Presentation on theme: "Vertical Distribution of Photosynthetic Pigments in Bamfield Inlet and Trevor Channel Ashlee Lillis Eosc 473."— Presentation transcript:
Vertical Distribution of Photosynthetic Pigments in Bamfield Inlet and Trevor Channel Ashlee Lillis Eosc 473
Presentation Overview Introduction to the Problem -Purpose of Study -Rationale Methods Results Conclusions/ Limitations of the Method
Purpose of Study To investigate the relative distribution of photosynthetic pigments with depth WHY? - Light wavelengths are attenuated at different rates with depth in the ocean, and since the various photosynthetic pigments absorb at specific wavelengths (and phytoplankton have differential pigment composition), the vertical distribution of a pigment might be expected to reflect its absorption properties
Methods At each site: -light meter readings taken -water sampled using bottles at 6 depths: 0, 5, 10, 15, 20, and 25 m In the lab: - 100 mL of each sample retained for cell counts, the rest filtered - pigments extracted from filters for 24 hours in 90% acetone -absorbencies measured using spectrophotometer, converted to concentrations using formulas from literature -back at UBC, samples were settled and counts were made using an inverted microscope to estimate carbon concentrations based on equations for carbon equivalencies
Results: Light and Chlorophyll Chlorophyll a maximum at 5 m, coincides with thermocline seen from CTD casts; minimum chl a at 10 m, perhaps due to high grazing? Higher chl a at Trevor Channel site compared to Bamfield Inlet- greater light penetration?

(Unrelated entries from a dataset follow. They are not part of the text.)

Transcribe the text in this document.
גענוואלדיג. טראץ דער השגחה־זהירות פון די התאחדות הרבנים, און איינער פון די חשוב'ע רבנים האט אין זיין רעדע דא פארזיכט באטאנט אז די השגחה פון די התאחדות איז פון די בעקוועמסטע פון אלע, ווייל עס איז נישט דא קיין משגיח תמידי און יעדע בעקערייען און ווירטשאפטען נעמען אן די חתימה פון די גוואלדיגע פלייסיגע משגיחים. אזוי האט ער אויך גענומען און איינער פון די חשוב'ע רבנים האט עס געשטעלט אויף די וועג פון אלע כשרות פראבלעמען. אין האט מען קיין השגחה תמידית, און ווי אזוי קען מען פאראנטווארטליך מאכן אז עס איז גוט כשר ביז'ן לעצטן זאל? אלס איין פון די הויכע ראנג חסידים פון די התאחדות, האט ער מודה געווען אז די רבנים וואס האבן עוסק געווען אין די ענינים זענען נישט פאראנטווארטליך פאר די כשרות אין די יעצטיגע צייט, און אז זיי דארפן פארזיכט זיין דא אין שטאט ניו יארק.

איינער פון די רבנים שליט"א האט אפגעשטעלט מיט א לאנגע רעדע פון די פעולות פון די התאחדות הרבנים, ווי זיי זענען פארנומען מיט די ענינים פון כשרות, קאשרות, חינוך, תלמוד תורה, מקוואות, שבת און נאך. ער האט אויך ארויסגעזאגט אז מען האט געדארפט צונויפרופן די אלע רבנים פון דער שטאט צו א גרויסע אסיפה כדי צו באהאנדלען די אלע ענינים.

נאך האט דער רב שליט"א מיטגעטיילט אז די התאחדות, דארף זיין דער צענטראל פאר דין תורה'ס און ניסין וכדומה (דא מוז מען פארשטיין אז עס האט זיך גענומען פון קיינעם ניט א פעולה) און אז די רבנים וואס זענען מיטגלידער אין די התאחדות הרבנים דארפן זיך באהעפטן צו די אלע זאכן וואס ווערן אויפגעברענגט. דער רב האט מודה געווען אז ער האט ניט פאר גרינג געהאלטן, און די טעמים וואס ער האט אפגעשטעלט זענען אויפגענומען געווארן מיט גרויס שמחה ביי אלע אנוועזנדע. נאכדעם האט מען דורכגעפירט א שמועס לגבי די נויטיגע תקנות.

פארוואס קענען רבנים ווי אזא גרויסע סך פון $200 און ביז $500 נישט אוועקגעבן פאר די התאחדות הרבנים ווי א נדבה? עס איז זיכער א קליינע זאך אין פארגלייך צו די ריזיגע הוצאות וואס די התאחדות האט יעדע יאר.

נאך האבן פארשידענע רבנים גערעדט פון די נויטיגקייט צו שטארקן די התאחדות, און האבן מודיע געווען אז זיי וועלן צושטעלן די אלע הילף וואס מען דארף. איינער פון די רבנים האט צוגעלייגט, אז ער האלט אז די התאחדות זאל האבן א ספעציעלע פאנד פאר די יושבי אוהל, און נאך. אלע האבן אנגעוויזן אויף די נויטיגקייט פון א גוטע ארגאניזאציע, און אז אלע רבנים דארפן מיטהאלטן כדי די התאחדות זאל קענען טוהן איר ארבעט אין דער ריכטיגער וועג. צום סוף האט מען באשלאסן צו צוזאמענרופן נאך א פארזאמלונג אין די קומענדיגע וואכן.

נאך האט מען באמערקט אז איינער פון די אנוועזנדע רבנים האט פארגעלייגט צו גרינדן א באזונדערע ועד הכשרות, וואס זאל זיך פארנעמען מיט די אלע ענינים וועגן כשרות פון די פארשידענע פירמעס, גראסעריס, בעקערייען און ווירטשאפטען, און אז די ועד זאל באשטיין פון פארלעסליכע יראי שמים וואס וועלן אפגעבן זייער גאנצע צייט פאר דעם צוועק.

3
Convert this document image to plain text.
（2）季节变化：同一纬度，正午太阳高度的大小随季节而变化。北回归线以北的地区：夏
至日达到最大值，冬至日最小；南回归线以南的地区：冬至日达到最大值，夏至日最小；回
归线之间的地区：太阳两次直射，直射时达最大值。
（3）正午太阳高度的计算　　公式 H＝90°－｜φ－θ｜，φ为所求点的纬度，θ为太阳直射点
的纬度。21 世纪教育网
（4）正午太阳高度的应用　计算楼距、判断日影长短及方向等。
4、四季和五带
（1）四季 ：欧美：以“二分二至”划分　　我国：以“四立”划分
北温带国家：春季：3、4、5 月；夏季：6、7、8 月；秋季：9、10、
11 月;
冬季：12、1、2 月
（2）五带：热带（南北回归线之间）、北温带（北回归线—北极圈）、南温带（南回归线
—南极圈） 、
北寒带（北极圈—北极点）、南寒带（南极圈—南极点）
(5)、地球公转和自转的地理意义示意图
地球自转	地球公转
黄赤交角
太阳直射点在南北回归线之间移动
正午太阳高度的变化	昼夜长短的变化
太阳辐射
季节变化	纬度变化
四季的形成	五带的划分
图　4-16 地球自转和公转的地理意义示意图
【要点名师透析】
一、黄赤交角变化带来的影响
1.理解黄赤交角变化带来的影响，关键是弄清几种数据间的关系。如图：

Results: Pigment Depth Profiles Relative pigment concentrations vary with depth, although no overall trend can be seen that relates to light quality for chlorophyll a, b, and c At Trevor Channel site, chl b becoming relatively more important with depth, maybe due to blue light becoming more dominant
Carotenoid:Chl a Ratios Carotenoid: Chl a ratio is highest at depth in Bamfield Inlet; perhaps green light in deeper water? Why no carotenoids in Trevor Channel? Blue light more important?
Conclusions… Light quality might have an effect on the ratio of pigments with depth, but the effect is not clear, and could be confounded by other factors influencing vertical phytoplankton distribution -it would be useful to be able to measure the light-types at the various depths to relate them better to the pigment analysis
Methodological Problems Spectrophotometer 10x less sensitive compared to fluorometer Using the spectrophotometric method, the detection limit is 0.2 mg/m 3, very close to values obtained Method depends on highly accurate wavelength settings Amount of carotenoids can only be approximated because they are a mixture of compounds which may have different absorption coefficients Phaeo-pigment detection using the spectrophotometer is contaminated by the presence of chlorophyll b and c since these are not corrected for by the equations; in my case, values for chl a after phaeo-pigment analysis were more… this doesn’t make sense! Plant pigment analyses are more accurately (and expensively) carried out by high precision liquid chromatography Parsons, T.R., Maita, Y., and Lalli, C.M. 1984. A Manual of Chemical and Biological Methods for Seawater Analysis. Pergamon Press.